El edificio Rema, cerrado desde 2013 y símbolo del abandono en uno de los rincones más emblemáticos de Santander, vive sus días más esperanzadores en más de una década. La solicitud del Ayuntamiento para hacerse con la concesión del inmueble, propiedad de la Demarcación de Costas, fue publicada esta semana en el Boletín Oficial del Estado, lo que abre un plazo de 20 días para presentar alegaciones. Si no hay respuestas, la cesión se hará efectiva y el Consistorio podrá comenzar a mover ficha.

El plan municipal contempla transformar el edificio en un espacio de triple uso: hostelería, deportes y cultura. El inmueble, situado frente a la Segunda Playa de El Sardinero, mantendría su superficie actual, con una planta baja de 194 metros cuadrados, un sótano de 165 y una terraza de 85,5 metros cuadrados. Lo que cambia por completo es para qué servirán esos espacios.

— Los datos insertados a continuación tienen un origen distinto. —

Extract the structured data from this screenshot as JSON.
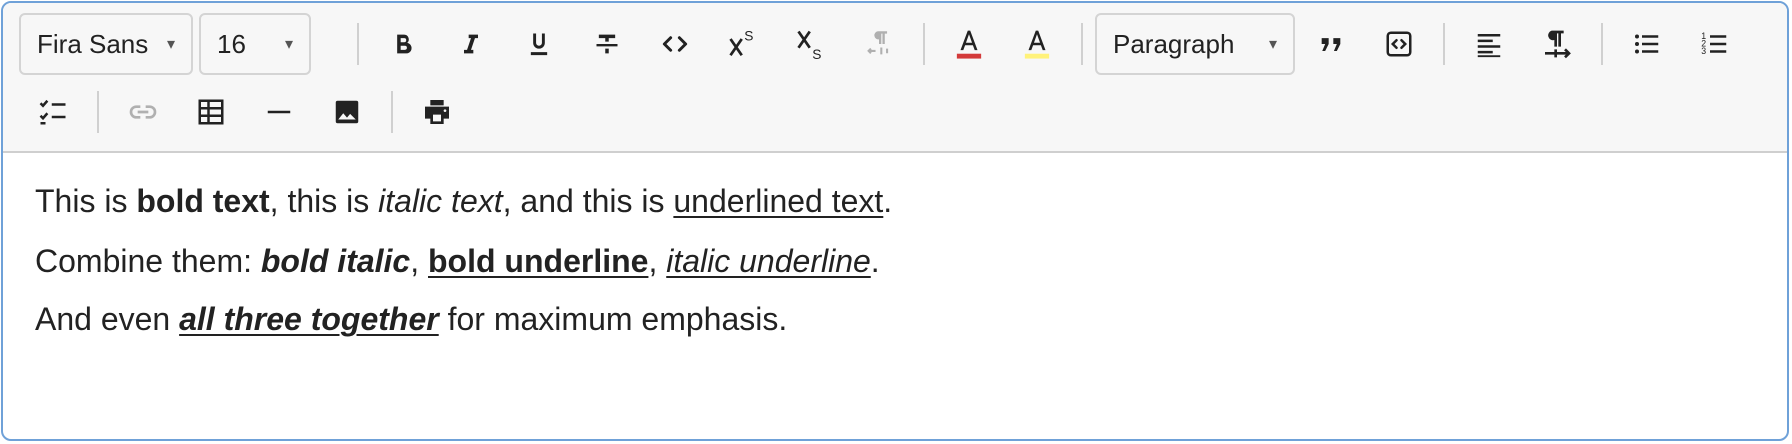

Las obras de rehabilitación previstas incluyen redistribuir el interior, abrir nuevas comunicaciones verticales, reforzar la estructura, restaurar la fachada y renovar todas las instalaciones. También se mejorarán las condiciones de accesibilidad y seguridad. El presupuesto de ejecución material ronda los 355.000 euros, aunque con honorarios, licencias y controles la cifra total podría alcanzar los 450.000 euros.
El Rema lleva trece años cerrado y su deterioro es visible para cualquier santanderino que pasee por la playa. Pintadas, maleza y una fachada castigada por el tiempo son la imagen que hoy ofrece un edificio que en su día fue referencia de la vida costera de la ciudad. En 2025 se pintó de blanco, pero los grafitis no tardaron en volver.
En cuanto a la viabilidad económica, el Ayuntamiento calcula que la actividad hostelera podría generar unos 80.000 euros anuales, mientras que las actividades deportivas aportarían cerca de 17.000 euros y los usos culturales y polivalentes, unos 8.000 euros más. Descontados los gastos de explotación, mantenimiento y el canon concesional, el beneficio estimado antes de impuestos rondaría los 37.000 euros al año.
No es un proyecto improvisado. La solicitud de concesión a Costas se aprobó en el Pleno del Ayuntamiento por unanimidad en 2019, aunque los trámites administrativos han alargado el proceso durante siete años. Ahora, con la publicación oficial, el Rema tiene por fin una fecha en el calendario y una hoja de ruta concreta.
Santander espera que este otoño empiece a escribirse un nuevo capítulo para uno de sus edificios más queridos y más abandonados.